Boss perampok berhasil menangkap Ira dan menjadikannya sandera.
“Ira!” seru Ana dan Irfan.
“Jangan mendekat! Atau kutembak kepala bocah ini,” ancam Boss Perampok. Ia menodongkan pistol pada kepala Ira. Sedangkan tangannya menahan tubuh Ira agar tak berontak.
Ira sangat ketakutan. Ia tak pernah berada di situasi seperti ini sebelumnya. Ana dan Irfan kesulitan menolong karena mereka dihadapkan dengan pilihan yang sulit. Boss perampok itu dapat menarik pelatuk pistolnya kapan saja.
“Bagaimana ini? Apa aku akan mati? Aku belum minta maaf pada Ayah dan Bunda,” batin Ira. Ia memejamkan mata, semakin merasa ketakutan.
“Apa-apaan ini?” Boss perampok menggerutu kesakitan. Tangan yang ia gunakan untuk memegang pistol bergerak sendiri ke arahnya. Ira yang penasaran membuka mata dan melihat Fami menggerakkan tangan Boss tersebut.
“Fami?”
“Ira!
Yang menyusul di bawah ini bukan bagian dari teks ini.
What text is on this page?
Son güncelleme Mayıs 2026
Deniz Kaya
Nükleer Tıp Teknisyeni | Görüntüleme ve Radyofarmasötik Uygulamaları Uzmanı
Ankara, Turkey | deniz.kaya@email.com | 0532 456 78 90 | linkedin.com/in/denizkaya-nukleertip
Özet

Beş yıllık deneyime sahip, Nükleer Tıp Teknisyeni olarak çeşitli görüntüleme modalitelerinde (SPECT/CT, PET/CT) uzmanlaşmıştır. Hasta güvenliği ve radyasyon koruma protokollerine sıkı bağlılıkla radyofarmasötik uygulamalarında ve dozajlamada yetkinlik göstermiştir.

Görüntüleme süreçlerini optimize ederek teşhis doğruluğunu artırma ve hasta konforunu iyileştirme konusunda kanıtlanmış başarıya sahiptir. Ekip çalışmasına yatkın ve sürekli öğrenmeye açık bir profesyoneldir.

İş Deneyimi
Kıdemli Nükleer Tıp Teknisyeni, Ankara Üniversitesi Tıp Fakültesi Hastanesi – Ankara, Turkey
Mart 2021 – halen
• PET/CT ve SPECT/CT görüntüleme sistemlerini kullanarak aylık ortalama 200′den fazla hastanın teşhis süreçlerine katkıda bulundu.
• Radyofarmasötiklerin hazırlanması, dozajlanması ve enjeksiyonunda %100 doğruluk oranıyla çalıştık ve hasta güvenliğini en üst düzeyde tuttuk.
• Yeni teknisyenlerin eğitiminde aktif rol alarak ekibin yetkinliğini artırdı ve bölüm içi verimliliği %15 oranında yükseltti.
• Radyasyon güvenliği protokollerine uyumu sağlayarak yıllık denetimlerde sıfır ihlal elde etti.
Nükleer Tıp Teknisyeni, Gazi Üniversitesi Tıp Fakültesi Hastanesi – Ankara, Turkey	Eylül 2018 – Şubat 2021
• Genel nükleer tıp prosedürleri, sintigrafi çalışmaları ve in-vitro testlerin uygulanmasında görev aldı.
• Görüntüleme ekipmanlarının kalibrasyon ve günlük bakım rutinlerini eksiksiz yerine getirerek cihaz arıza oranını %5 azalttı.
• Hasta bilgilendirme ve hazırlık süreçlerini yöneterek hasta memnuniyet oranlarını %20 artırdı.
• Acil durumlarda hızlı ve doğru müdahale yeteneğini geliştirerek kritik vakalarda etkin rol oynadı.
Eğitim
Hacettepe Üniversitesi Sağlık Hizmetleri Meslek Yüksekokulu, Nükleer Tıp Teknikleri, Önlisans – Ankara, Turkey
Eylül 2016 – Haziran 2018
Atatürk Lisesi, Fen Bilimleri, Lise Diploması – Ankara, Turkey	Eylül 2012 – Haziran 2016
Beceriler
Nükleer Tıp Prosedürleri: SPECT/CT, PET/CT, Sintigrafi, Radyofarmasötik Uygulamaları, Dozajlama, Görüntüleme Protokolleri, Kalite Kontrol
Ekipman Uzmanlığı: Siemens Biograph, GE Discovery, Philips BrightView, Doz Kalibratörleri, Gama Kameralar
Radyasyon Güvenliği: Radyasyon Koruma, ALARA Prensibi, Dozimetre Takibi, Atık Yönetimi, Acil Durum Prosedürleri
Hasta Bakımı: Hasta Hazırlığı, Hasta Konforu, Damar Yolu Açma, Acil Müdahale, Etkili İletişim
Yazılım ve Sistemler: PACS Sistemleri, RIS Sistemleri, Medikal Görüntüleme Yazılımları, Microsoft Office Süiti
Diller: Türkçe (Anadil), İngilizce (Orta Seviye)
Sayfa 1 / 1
Cepat pergi sekarang!” ujar Fami.
Ira mengigit lengan Boss perampok yang menahan tubuhnya. Boss perampok terkejut dan berteriak kesakitan. Ia mengangkat tangannya sehingga Ira bisa kabur. Ira berlari mendekati Ana dan Irfan.
“Ira! Cepat lari!” teriak Ana.
Sayangnya, Boss perampok berhasil menguasai tubuhnya kembali. Ia menyadari sanderanya lepas dan tanpa pikir panjang mengarahkan pistolnya pada tubuh Ira.
“Ira! Awas!” Fami berteriak.
DOR! DOR!
Cipratan darah mengotori lantai ruangan gudang. Begitu pun pistol yang terlempar dari tangan Boss perampok.
“Anak-anak! Kalian baik-baik saja?” Pak Mazie, kepala kepolisian Kendangjari berhasil melumpuhkan Boss perampok dengan menembak di tangan dan perutnya. Pak Mazie muncul di saat yang sangat tepat.